Est-ce que cela n’est pas dû à un manque de préparation chez certains ?
Bon sang ! Pourquoi avons-nous besoin de spécialistes pour confectionner une liste de candidats ? Pourquoi devons-nous parcourir une véritable piste du combattant pour déposer une simple liste de candidats ? Demander au mandataire de Fongolimbi de remettre une clé Usb, alors qu’il n’a même pas d’ordinateur pour faire le travail et que pour photocopier, il lui faut aller jusqu’à Kédougou, est-ce simplifier l’exercice de ce droit constitutionnel qui est de solliciter, à intervalles réguliers, le suffrage de ses compatriotes ? Tout cela participe des reliques du parti unique, des procédures héritées de l’esprit du parti unique, de la culture du parti unique. Quand on pense s’en être débarrassé, on commet une grave erreur. On le voit avec cette question de listes. Pour ceux qui gouvernent, tout est permis, tandis que rien n’est autorisé à ceux qui s’opposent. Voyez ce qui s’est passé dans une commune de Tamba :  notre mandataire s’est vu autorisé par l’adjoint au sous-préfet qui officiait (le sous-préfet étant alité) d’aller remplir sa clé et de revenir déposer. Au retour au petit matin, le sous-préfet qu’il trouve sur place lui signifie que sa liste est rejetée.
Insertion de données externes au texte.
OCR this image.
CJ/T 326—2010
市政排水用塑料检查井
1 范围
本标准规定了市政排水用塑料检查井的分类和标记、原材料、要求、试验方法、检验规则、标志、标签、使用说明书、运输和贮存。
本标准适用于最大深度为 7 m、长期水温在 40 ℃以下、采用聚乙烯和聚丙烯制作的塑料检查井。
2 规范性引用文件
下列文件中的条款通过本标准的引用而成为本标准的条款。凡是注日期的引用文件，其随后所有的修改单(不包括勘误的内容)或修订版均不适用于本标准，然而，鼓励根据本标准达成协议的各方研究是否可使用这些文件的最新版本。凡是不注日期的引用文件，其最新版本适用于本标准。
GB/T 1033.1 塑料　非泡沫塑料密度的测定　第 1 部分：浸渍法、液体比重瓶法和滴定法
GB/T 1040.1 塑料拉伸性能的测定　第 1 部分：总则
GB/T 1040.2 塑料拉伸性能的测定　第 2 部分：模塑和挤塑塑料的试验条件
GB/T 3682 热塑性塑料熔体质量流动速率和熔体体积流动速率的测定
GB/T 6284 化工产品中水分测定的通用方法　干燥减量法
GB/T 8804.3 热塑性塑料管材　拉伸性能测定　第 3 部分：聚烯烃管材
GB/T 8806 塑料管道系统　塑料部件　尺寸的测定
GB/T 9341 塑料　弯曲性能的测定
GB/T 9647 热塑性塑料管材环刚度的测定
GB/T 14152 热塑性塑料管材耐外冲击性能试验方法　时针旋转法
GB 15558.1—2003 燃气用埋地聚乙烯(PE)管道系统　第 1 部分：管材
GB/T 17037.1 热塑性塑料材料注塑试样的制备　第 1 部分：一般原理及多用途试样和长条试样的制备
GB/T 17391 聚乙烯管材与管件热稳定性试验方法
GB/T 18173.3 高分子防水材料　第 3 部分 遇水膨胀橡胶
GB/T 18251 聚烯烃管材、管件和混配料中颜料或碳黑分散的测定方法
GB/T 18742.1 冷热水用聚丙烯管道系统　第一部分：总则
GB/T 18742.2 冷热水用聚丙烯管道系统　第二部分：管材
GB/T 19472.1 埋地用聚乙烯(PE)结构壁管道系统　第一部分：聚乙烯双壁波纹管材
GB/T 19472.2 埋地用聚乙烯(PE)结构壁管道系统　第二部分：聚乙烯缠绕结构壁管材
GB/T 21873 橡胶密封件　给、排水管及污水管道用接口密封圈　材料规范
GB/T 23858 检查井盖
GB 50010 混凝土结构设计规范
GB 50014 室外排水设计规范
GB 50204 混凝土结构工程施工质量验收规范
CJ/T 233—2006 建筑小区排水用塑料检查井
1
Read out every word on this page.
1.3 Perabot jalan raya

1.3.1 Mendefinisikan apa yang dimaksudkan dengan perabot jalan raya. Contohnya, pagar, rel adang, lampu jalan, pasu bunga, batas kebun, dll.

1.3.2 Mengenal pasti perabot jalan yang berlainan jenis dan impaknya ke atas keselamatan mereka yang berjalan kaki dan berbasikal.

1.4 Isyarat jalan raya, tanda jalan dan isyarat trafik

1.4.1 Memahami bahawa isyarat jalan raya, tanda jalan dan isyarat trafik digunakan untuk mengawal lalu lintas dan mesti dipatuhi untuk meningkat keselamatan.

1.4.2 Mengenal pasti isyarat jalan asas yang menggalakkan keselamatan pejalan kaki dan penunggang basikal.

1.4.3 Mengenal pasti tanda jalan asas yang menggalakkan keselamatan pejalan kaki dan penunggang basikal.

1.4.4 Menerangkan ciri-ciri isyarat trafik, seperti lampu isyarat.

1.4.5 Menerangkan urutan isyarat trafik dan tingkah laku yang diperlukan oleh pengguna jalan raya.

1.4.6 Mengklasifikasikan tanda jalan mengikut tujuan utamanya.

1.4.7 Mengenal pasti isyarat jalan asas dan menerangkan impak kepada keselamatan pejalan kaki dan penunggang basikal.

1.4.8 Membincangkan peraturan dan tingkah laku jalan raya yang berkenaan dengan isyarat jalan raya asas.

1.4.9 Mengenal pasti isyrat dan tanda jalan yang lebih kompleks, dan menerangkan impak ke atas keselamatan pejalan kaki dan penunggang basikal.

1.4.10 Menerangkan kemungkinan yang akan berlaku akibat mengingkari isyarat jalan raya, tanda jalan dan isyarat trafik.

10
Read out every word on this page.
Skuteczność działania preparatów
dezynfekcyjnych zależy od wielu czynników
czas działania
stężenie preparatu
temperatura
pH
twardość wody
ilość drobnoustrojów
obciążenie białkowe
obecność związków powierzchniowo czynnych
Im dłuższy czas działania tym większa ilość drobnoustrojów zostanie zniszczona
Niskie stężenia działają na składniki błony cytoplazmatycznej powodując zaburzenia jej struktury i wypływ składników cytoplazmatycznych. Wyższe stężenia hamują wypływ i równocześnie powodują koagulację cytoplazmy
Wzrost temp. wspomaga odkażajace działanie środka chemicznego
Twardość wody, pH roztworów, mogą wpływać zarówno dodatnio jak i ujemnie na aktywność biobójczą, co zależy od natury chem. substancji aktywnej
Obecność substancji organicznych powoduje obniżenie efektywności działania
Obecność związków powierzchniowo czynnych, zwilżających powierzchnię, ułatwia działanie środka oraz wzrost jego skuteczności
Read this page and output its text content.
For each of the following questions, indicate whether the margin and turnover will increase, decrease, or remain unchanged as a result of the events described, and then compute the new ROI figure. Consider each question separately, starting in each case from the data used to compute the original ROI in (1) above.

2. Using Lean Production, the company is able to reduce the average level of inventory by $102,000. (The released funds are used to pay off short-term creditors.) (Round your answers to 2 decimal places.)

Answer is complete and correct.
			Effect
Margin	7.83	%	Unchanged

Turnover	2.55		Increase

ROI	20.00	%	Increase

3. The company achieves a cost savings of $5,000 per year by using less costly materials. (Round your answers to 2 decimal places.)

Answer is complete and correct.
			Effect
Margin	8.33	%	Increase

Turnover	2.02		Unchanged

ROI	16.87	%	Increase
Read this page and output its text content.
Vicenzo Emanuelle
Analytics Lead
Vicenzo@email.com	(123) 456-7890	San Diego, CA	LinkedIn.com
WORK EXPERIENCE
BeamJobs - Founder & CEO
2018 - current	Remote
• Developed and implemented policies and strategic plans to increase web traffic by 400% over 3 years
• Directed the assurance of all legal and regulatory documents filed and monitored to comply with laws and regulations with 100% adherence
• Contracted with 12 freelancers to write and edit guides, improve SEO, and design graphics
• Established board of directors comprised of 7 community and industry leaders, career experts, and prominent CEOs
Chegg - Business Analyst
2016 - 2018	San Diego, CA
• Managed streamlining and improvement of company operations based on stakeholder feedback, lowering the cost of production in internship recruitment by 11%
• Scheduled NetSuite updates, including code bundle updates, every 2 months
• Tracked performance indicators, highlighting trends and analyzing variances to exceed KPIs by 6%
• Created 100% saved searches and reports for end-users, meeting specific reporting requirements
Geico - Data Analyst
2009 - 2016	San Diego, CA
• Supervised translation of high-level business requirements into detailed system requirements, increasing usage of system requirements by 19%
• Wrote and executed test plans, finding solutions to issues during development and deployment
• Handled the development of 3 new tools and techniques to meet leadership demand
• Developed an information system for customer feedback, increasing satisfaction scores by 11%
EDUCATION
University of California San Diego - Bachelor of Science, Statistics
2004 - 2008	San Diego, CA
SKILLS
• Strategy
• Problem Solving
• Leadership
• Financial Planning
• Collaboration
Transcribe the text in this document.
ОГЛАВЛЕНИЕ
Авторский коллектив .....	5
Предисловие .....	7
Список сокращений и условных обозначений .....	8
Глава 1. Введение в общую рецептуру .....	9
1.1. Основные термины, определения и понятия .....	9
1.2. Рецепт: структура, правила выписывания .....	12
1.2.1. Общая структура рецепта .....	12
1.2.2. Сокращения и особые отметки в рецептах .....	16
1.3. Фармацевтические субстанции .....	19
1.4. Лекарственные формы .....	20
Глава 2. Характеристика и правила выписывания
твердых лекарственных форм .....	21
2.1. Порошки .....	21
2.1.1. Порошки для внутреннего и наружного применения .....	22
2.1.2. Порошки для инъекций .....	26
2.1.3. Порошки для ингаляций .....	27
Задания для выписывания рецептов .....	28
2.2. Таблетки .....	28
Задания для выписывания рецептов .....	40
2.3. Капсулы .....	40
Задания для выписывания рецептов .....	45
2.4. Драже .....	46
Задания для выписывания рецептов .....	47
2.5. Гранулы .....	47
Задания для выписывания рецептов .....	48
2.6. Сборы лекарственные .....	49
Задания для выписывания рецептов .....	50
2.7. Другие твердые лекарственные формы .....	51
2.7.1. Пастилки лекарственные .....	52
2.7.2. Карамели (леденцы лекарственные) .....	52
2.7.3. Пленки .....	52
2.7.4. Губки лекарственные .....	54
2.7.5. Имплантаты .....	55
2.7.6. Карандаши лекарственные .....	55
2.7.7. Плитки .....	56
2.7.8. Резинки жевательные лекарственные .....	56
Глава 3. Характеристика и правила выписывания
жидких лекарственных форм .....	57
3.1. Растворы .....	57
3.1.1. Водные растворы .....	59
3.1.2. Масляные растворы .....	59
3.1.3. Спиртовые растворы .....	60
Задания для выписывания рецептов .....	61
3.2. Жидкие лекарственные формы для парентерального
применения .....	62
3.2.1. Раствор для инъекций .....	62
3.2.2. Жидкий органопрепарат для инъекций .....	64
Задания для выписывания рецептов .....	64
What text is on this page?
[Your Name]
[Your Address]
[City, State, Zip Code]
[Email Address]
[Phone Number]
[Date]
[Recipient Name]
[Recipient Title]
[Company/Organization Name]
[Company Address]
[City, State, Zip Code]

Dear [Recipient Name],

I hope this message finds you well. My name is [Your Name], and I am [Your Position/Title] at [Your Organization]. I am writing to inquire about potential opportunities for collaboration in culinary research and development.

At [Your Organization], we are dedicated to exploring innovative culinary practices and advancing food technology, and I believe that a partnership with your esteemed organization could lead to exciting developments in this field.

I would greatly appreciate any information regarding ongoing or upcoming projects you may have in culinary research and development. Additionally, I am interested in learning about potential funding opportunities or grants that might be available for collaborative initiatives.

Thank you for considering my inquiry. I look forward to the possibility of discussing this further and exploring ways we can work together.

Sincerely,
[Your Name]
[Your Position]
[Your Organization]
Mais, comme le prévoit la loi, le mandataire réclame une notification du rejet pour pouvoir attaquer la décision devant la cour d’appel. Le sous-préfet la lui refuse. L’adjoint à qui il impute la situation, refuse, à son tour, de délivrer une notification de rejet, soutenant que pour lui, la liste ne doit pas être rejetée. Figurez-vous qu’avec cette valse entre les 2 autorités qui ont failli en venir aux mains devant notre mandataire, notre liste a été rejetée, sans que nous ayons la possibilité de formuler un recours, parce que nous ne disposons pas du document nécessaire pour cela. Voilà une situation de non-droit où vous êtes rejeté et vous n’avez aucune possibilité que justice vous soit rendue. En somme, c’est toute la loi électorale qui devra être radicalement modifiée pour simplifier et alléger les procédures, les rendre transparentes, honnêtes et adaptées aux réalités du terrain.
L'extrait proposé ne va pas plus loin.